Not unexpectedly, there is debate in the Delphi community around strings in the NextGen compiler, touching on string immutability, copy-on-write, the loss of the AnsiString type in Delphi's new iOS compiler, and the like. Some sources are:
- forums.embarcadero.com/thread.jspa (very long thread)
Before I start, let me clarify that this blog post is not the result of any internal debate or discussion, so it is not an official company position. It does reflect my understanding of the current scenario and it is a direct reaction, after reading some of the posts above (which do contain a lot of insight and good ideas).
Let me start with what I posted as a comment to the first blog entry above:
Very nice roundup about the features and advantages of strings in Delphi compared to other platforms.

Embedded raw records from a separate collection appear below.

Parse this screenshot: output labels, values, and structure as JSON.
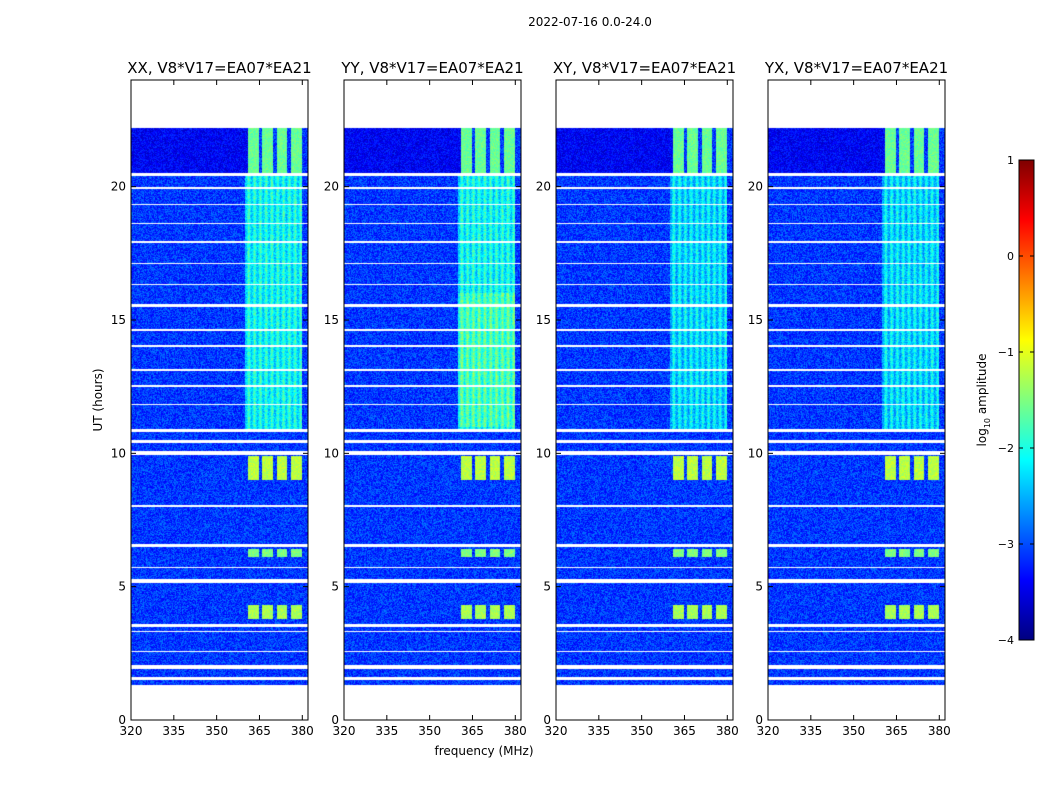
{
  "suptitle": "2022-07-16 0.0-24.0",
  "colors": {
    "jet": [
      "#00007f",
      "#0000ff",
      "#007fff",
      "#00ffff",
      "#7fff7f",
      "#ffff00",
      "#ff7f00",
      "#ff0000",
      "#7f0000"
    ],
    "axis": "#000000",
    "background": "#ffffff"
  },
  "chart_data": {
    "type": "heatmap",
    "xlabel": "frequency (MHz)",
    "ylabel": "UT (hours)",
    "xlim": [
      320,
      382
    ],
    "ylim": [
      0,
      24
    ],
    "xticks": [
      320,
      335,
      350,
      365,
      380
    ],
    "yticks": [
      0,
      5,
      10,
      15,
      20
    ],
    "data_extent_hours": [
      1.3,
      22.2
    ],
    "panels": [
      {
        "title": "XX, V8*V17=EA07*EA21",
        "pol": "XX"
      },
      {
        "title": "YY, V8*V17=EA07*EA21",
        "pol": "YY"
      },
      {
        "title": "XY, V8*V17=EA07*EA21",
        "pol": "XY"
      },
      {
        "title": "YX, V8*V17=EA07*EA21",
        "pol": "YX"
      }
    ],
    "rfi_band_mhz": [
      360,
      380
    ],
    "bright_bursts": [
      {
        "t_start": 3.8,
        "t_end": 4.3,
        "log_amp": -1.3
      },
      {
        "t_start": 6.1,
        "t_end": 6.4,
        "log_amp": -1.5
      },
      {
        "t_start": 9.0,
        "t_end": 9.9,
        "log_amp": -1.2
      },
      {
        "t_start": 20.5,
        "t_end": 22.2,
        "log_amp": -1.6
      }
    ],
    "flagged_gaps_hours": [
      [
        1.5,
        1.6
      ],
      [
        1.9,
        2.05
      ],
      [
        2.55,
        2.6
      ],
      [
        3.3,
        3.35
      ],
      [
        3.5,
        3.6
      ],
      [
        5.15,
        5.3
      ],
      [
        5.7,
        5.75
      ],
      [
        6.5,
        6.6
      ],
      [
        8.0,
        8.05
      ],
      [
        9.95,
        10.1
      ],
      [
        10.4,
        10.5
      ],
      [
        10.8,
        10.9
      ],
      [
        11.8,
        11.85
      ],
      [
        12.5,
        12.55
      ],
      [
        13.1,
        13.15
      ],
      [
        14.0,
        14.05
      ],
      [
        14.6,
        14.65
      ],
      [
        15.5,
        15.6
      ],
      [
        16.3,
        16.35
      ],
      [
        17.1,
        17.15
      ],
      [
        17.9,
        17.95
      ],
      [
        18.6,
        18.65
      ],
      [
        19.3,
        19.35
      ],
      [
        19.9,
        20.0
      ],
      [
        20.4,
        20.5
      ]
    ],
    "colorbar": {
      "label": "log",
      "label_sub": "10",
      "label_suffix": " amplitude",
      "ticks": [
        1,
        0,
        -1,
        -2,
        -3,
        -4
      ],
      "range": [
        -4,
        1
      ]
    }
  }
}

I agree on some speed loss compared to FastCode, but mostly because we moved away from assembly (given platform portability is very relevant for Delphi today). Also, TStringBuilder can be faster in the scenarios it beats the native memory manager in terms of pre-allocations, something FastMM4 does pretty well on Windows, the native iOS allocator doesn’t seem so smart doing.
Stay assured, there is no plan to change anything going forward unless there is a proven advantage. This is particularly true for immutable strings. They could provide some advantage (for example in heavy multi-threading, when managing string fragments, and in other scenarios)… but will also have disadvantages. At this point there is no definitive decisions on this. Strings in the current Delphi iOS compiler are NOT IMMUTABLE, there is only a warning indicating where things might change in the future. Native might change, not will certainly change.
The last part is key to the debate. The current implementation of strings is still centered around the COW (Copy-On-Write) mechanism, with some really minor differences. And you can change a string in each of the following ways in Delphi for iOS (aka, our NextGen compiler):
Delete(S, 1, 2); // not allowed
Insert(S, 1, 'He'); // not allowed
S := 'T'; // not allowed
I grabbed these three lines from the forum thread. The first and the latter (and their TStringHelper equivalents) are still and will be allowed in the future. The only question is if their performance will stay the same or decrease, which will make sense if most other string operations will become faster. As for the last statement, this triggers a warning in Delphi for iOS (a warning you can disable), indicating a potential future compatibility. This means there is an internal evaluation of truly immutable strings, no decision taken.
We more than welcome input, but better if based on some substance. Immutable strings are used in some languages to help the garbage collector, and that's something we don't need (given we don't have and don't plan adding a GC in Delphi). But they are used in other language that break away from the concept of linear strings (string s= array of characters) and use a concept of string fragments (string = tree of immutable string fragments, potentially shared by different strings). Again, this is just a research area, and there is nothing decided. Unless we prove significant advantages, we won't deviate from the current model.
So getting back to the thread, at one point someone suggested a petition around 4 requests:
- the loss of AnsiString (and single byte Chars)
- that strings may become immutable
- that strings are either 1-based or 0-based
- the re-implementation of RTL functions with rather suboptimal code
Let me comment in the reverse order:
- Improving RTL functions is always a goal. honestly, with fewer RTL functions (and fewer string types) it becomes easier to focus on those.
- For now, 1-based or 0-based is just a local compiler option, not sure if the request is to keep it this way...
- Immutability, as described above, is a potential future, which would be implemented only if there is a proven advantage
- The loss of AnsiString is the most controversial issue. The problem is that it is also the loss of UTF8String. And of AnsiChar. And of using pointers to directly manage character buffers. Which is not really lost, because this is what we are doing internally and suggesting externally. I do understand the request, but it seems to have different implications for different people (and string formats). Optimizing for English language is not a primary goal, as Delphi is used a lot around the world. Improving the management of raw dynamic arrays of bytes storing characters is certainly on the table.
Two more (short) comments related with other complains.
The first is around the fact we are supposedly "dumbing down" the language or making it "Java-like". I really disagree this is the case. Adding features shared by many modern languages doesn't imply dumbing down, but might have the effect of making the language easier to learn and use. Letting the power users go ahead with all the tricks they know of. Cleaning up the large collection of string types goes in this direction. The fact a type is not native implies that an operation requires a function call rather than an internal (magic) function call, but I don't see a huge difference in using a record with methods versus a native type, for any complex operation.
The second is the idea that we should help maintaining the code on very old versions of Delphi. This is quite debatable. We are adding language features across compilers (Delphi ships with 5 compilers today) for platform cross-platform compatibility. Worrying about how to write Delphi code that shines today and still works on Delphi 6 (a twelve years old development tool) would be like asking Microsoft to add WinRT support in Visual Basic 6.
Now having said this we are open to feedback, particularly constructive feedback and suggestions. And would someone want to start an open source project to implement a few cross-platform Delphi string types (AnsiString, UTF8String), I'll be willing to contribute.